Women have always factored into Copenhaver-Fellows' work. In the early years, she focused on pioneer women because no one else seemed to be depicting them. "There really had been no focus on femininity in the western art scene until then," she says. "No one else was really showing the role that pioneer women played in breaking down the West."

The subject was interesting to her as a woman of the West, and the fact that the market was wide open made it an even better choice. But Copenhaver-Fellows says that she would have chosen the same subject even if that weren't the case. "It is important to find an area that you can fill, something that isn’t being done by someone else,” she says. “But more than that, you need to follow your heart. To find an area that fits both, that’s when you’re really blessed. There aren’t many openings like that these days.” 

Deborah Copenhaver-Fellows, Everett Bowman Watching the Barrier, Bronze, 10.5

Deborah Copenhaver-Fellows, Everett Bowman Watching the Barrier, Bronze, 10.5" high. As a result of Everett Bowman's efforts the first organization for professional rodeo was started in 1936, the CTA. The "Turtles" with Everett as their leader dignified professional rodeo. Here Everett watched the barrier, the cattle and the cowboys he is competeing against with his jovial competitive character. 

Now Copenhaver-Fellows finds herself sculpting more contemporary women—the cowgirls she sees working in real life every day. Her pieces show both the beauty and the grit of real women working the West today. And, even though she’s not the only artist doing such subjects, she’s still finding a market for her work. “I think I hit on something that’s very good for me,” she says. “Sure there Western female art, but that’s okay. It fits me so well.”

So does sculpture itself. Copenhaver-Fellows still loves every part of the process, from photographing her subjects to manipulating the clay in its final form, even though the physical demands of her medium seem to catch up with her as the years go by. “Sculpture is a lot of physical work,” she says.“When you’re putting on a couple hundred pounds of clay and climbing up and down scaffolding, that’s physically demanding. I have to be careful with my hands and my back now, because I’ve still got a lot of years of sculpting ahead of me.”

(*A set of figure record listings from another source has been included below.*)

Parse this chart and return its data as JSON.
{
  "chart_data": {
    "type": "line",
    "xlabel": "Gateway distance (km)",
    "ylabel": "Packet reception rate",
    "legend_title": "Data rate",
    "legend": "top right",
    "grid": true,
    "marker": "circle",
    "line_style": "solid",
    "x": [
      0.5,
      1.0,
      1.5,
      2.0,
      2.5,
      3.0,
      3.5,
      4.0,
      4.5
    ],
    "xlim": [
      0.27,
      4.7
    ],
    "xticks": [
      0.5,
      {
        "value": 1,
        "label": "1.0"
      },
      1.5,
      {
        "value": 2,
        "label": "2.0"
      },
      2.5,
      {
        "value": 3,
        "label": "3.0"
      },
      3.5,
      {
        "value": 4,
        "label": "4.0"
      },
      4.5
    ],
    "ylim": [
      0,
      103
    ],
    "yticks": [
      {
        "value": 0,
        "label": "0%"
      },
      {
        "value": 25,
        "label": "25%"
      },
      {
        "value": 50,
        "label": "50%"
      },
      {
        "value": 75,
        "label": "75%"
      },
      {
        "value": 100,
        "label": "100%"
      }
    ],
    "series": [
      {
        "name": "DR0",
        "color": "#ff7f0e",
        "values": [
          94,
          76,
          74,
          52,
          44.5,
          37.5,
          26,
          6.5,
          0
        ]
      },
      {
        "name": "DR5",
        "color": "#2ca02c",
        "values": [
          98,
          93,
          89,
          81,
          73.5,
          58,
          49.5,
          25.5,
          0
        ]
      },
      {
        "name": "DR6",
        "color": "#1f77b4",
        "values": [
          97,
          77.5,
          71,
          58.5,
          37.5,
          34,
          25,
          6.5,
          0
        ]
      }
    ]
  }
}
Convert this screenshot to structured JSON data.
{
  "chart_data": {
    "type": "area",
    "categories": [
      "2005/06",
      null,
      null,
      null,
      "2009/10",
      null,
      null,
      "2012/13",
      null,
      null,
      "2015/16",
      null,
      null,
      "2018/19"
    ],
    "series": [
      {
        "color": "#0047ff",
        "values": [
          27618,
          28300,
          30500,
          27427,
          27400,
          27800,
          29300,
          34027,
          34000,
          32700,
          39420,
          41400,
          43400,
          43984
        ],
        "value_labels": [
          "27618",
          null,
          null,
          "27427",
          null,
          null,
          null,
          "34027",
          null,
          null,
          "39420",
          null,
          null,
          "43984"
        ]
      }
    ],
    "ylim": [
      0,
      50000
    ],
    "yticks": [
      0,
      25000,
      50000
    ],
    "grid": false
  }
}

 Deborah Copenhaver-Fellows, Giving Thanks, Bronze, 50

Deborah Copenhaver-Fellows, Giving Thanks, Bronze, 50" high. A quiet moment as a rancher gives thanks for the blessings of rain, grass and a way of life. 

Even after all the years she has behind her, Copenhaver-Fellows finds herself amazed at the work she’s able to do. She remembers a time years ago when she finished a piece and left her studio very late at night. For some reason, she opened the door again and flicked on the light.

“When I looked in, I saw that piece not with my eyes but with someone else’s,” she says. “And when I did, it was like I had just been a conduit to something that was being said there. Maybe that sounds arrogant, but it isn’t. It’s actually very humbling. The only time you’re truly humbled is when you achieve a level of excellence and you realize that you can’t really take credit for it at all. You’re just a conduit."